Immerse Yourself in the Blomquist Gardens

Library exhibit explores the beauty of the Duke Gardens site and the botanist who made it possible

The most popular place to take a selfie on campus these days is the Chappell Family Gallery in Duke University Library, where stunning photographs and videos from the Blomquist Gardens of Natural Plants capture the natural beauty and sounds from the campus’ oasis that is home to more than 1,000 plants along with an assortment of bees, birds, butterflies and slugs.

The below 20-minute video of sights and sounds of the garden was taken by Hunter Stark, Trinity '18. The video won a 2018 Visual Studies Initiatives Award from the Art, Art History and Visual Studies Department. 

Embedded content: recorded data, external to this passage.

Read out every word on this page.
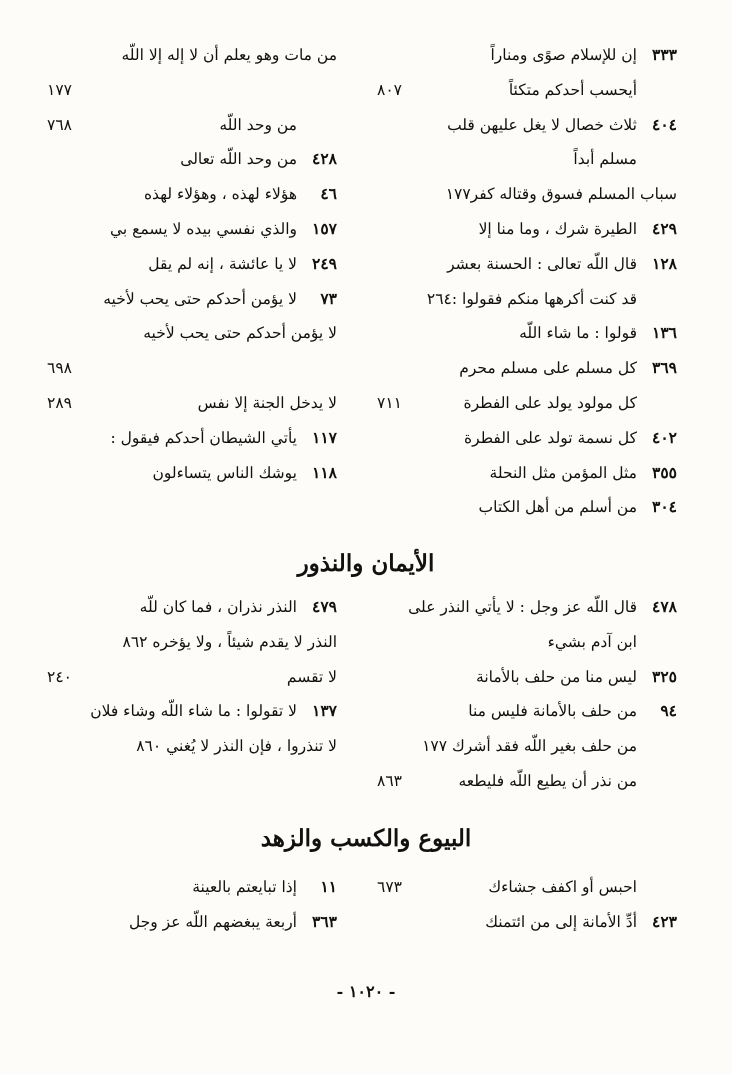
٣٣٣إن للإسلام صوًى ومناراً
أيحسب أحدكم متكئاً
٨٠٧
٤٠٤ثلاث خصال لا يغل عليهن قلب
مسلم أبداً
سباب المسلم فسوق وقتاله كفر١٧٧
٤٢٩الطيرة شرك ، وما منا إلا
١٢٨قال اللّه تعالى : الحسنة بعشر
قد كنت أكرهها منكم فقولوا :٢٦٤
١٣٦قولوا : ما شاء اللّه
٣٦٩كل مسلم على مسلم محرم
كل مولود يولد على الفطرة
٧١١
٤٠٢كل نسمة تولد على الفطرة
٣٥٥مثل المؤمن مثل النحلة
٣٠٤من أسلم من أهل الكتاب
من مات وهو يعلم أن لا إله إلا اللّه
١٧٧
من وحد اللّه
٧٦٨
٤٢٨من وحد اللّه تعالى
٤٦هؤلاء لهذه ، وهؤلاء لهذه
١٥٧والذي نفسي بيده لا يسمع بي
٢٤٩لا يا عائشة ، إنه لم يقل
٧٣لا يؤمن أحدكم حتى يحب لأخيه
لا يؤمن أحدكم حتى يحب لأخيه
٦٩٨
لا يدخل الجنة إلا نفس
٢٨٩
١١٧يأتي الشيطان أحدكم فيقول :
١١٨يوشك الناس يتساءلون
الأيمان والنذور
٤٧٨قال اللّه عز وجل : لا يأتي النذر على
ابن آدم بشيء
٣٢٥ليس منا من حلف بالأمانة
٩٤من حلف بالأمانة فليس منا
من حلف بغير اللّه فقد أشرك ١٧٧
من نذر أن يطيع اللّه فليطعه
٨٦٣
٤٧٩النذر نذران ، فما كان للّه
النذر لا يقدم شيئاً ، ولا يؤخره ٨٦٢
لا تقسم
٢٤٠
١٣٧لا تقولوا : ما شاء اللّه وشاء فلان
لا تنذروا ، فإن النذر لا يُغني ٨٦٠
البيوع والكسب والزهد
احبس أو اكفف جشاءك
٦٧٣
٤٢٣أدِّ الأمانة إلى من ائتمنك
١١إذا تبايعتم بالعينة
٣٦٣أربعة يبغضهم اللّه عز وجل
- ١٠٢٠ -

The video is part of the library exhibit, which comes on the 50th anniversary of the Blomquist gardens.  A digital version of the exhibit can be seen here.

Beyond showing off the gardens’ splendor, the exhibit also explores the legacy of Hugo L. Blomquist, the first professor of botany at Duke. A native of Sweden, Blomquist’s family name means “flowering twig” and was inspired by their farm called Blomåker. He came with his family to America in 1892, studied at Valparaiso University and the University of Chicago and joined the Trinity College faculty in 1920 just prior it becoming Duke University.

His research on the ferns and grasses of North Carolina raises the stature of that area of study and remain valuable to botanists today. After he died in 1964, friends started raising money for a section in the Sarah P. Duke Gardens to be named after him. The 6.5-acre Blomquist Gardens opened in 1968 specializing in native plants, many of which are unusual species rescued from land facing development.

The exhibit will be installed in the Chappell Gallery through October. But be sure to visit the real thing as well in Duke Gardens.